Andros Mark V-A1: Der Roboter, der Menschen tötet
Die Polizei von Dallas hat erstmals ein erfolgreiches Konzept des US-Militärs kopiert – das gezielte Ausschalten eines Gegners durch einen Angriff mit einer Maschine ...
"Oh, wie ich Weiße hasse, besonders weiße Bullen!“ Der Mann, der das schreit, hat gerade fünf Polizisten mit einem halbautomatischen Gewehr erschossen und neun weitere verletzt. Micah X. Johnson befindet sich verschanzt im zweiten Stock des gelben Backsteingebäudes des El Centro College im Zentrum von Dallas, 9,1 Meter trennen den Armee-Veteranen von den Spezialkräften der Polizei. Mehr als 200 Schuss haben er und die Polizei allein auf diesem Flur abgefeuert.
Gegen 2.30 Uhr nachts trifft David Brown, Polizeichef von Dallas, eine weitreichende Entscheidung. Er ordnet zum ersten Mal in der Geschichte der USA die außergerichtliche Tötung einer Person durch Polizisten per Fernsteuerung an. Ein Tabubruch, denn die Tat lässt sich auch anders lesen: als der erste Drohnenangriff auf US-Territorium gegen einen US-Amerikaner …
Andros Mark V-A1: Der Roboter, der Menschen tötet
Gerade einmal eine Viertelstunde dauern die Vorbereitungen. Dann beginnt ein Andros Mark V-A1 mit fünf Kilometern pro Stunde seinem Ziel entgegen zu rollen. Eigentlich soll der 136.000 Euro teure Roboter Leben retten, er dient normalerweise zum Entschärfen von Bomben. Jetzt soll Andros jedoch ein Leben nehmen: An dem 170 Zentimeter langen Greifarm steckt ein halbes Kilogramm C4. Die Wirkung dieses militärischen Sprengstoffs lässt sich durch seine Form gezielt in eine Richtung steuern.
Johnson sieht Andros kommen, er feuert mehrfach auf den gepanzerten Roboter, doch C4 braucht einen speziellen Zünder zur Explosion.

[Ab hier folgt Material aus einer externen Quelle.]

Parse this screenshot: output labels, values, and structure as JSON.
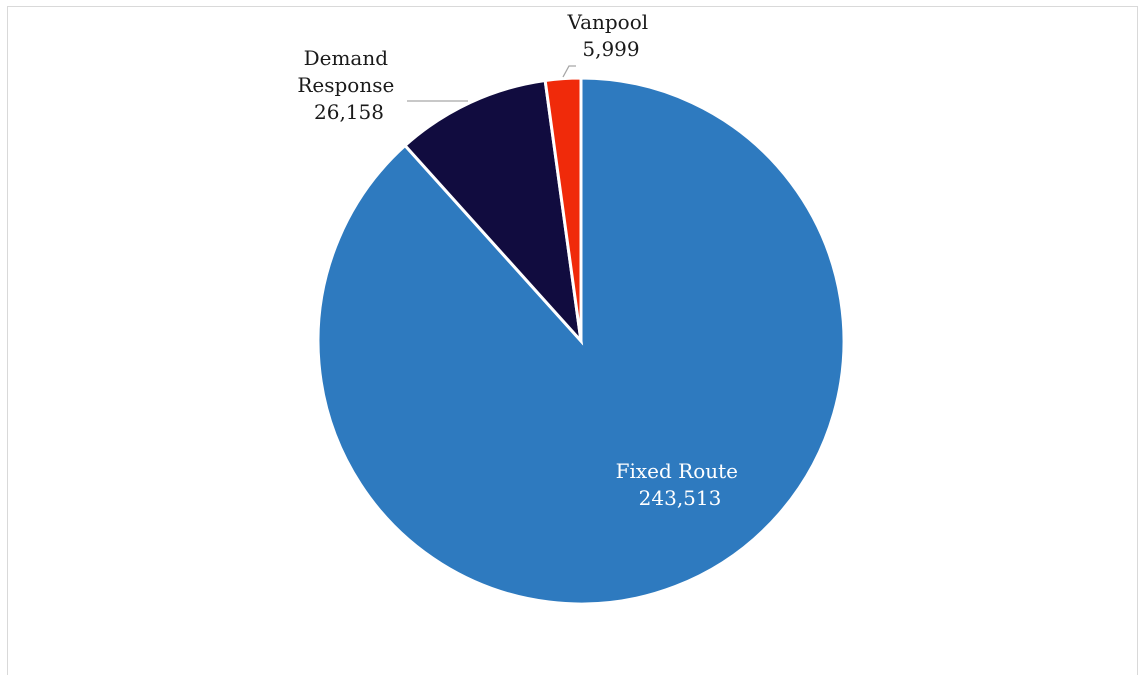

Es detoniert weder durch Schüsse, noch durch Feuer oder Schläge. Der Roboter stoppt an der Wand vor Johnson, positioniert den Greifarm und zündet den Sprengstoff. Eine Detonationswelle breitet sich mit 8.400 Metern pro Sekunde aus und lässt die massive Mauer zersplittern, Johnson ist sofort tot.
Der erste Terminator der USA
Für den rund 360 Kilo schweren Andros ist der Einsatz alles andere als ein Selbstmordkommando: "Nur sein Greifarm ist etwas beschädigt", so Brown. "Wir könnten ihn weiterhin für entsprechende Operationen einsetzen."
Es gibt zu diesem Zeitpunkt weder eine gesetzliche Grundlage noch einen Präzedenzfall für einen solchen Einsatz. "Wir haben keine andere Möglichkeit gesehen. Alle anderen Optionen hätten Polizisten in Gefahr gebracht", so Brown. Wirklich? Andros hätte durchaus auch eine Blendgranate zünden oder sogar mit einem Gewehr ausgerüstet werden können.
Bis heute gibt die Polizei keine Informationen heraus, warum sie sich für die Tötung entschieden hat. Offizielle Begründung: Die Details der Aktion seien "ohne begründetes öffentliches Interesse". Eine auffällige Nähe zu den Drohnenschlägen der USA in Pakistan oder Afghanistan.
Aus Afghanistan auf die Straßen
Tatsächlich kopieren US-amerikanische Polizeibehörden immer öfter das Militär: Etwa 100.000 Maschinengewehre und fast 1.000 gepanzerte Fahrzeuge aus Armee-Beständen sind bei ihnen im Einsatz. Fahrzeuge, die für Patrouillen in den Straßen von Bagdad oder Kabul gebaut wurden – aber nicht für den Dienst in New Orleans oder Chicago.
Nach Angaben der American Civil Liberties Union finden täglich etwa 100 paramilitärische Zugriffe der Polizei in den USA statt, meist gegen kriminelle Banden aus dem Drogenmilieu, manchmal aber auch gegen Kreditkartenbetrüger. Was passiert, wenn Zehntausende Roboter und Drohnen des Militärs veralten? Zum Wegwerfen sind sie zu schade. Der Bundesstaat North Dakota erlaubt bereits seit 2015 den Einsatz von Drohnen – vorerst nur mit nichttödlichen Waffen wie Tasern oder Tränengas.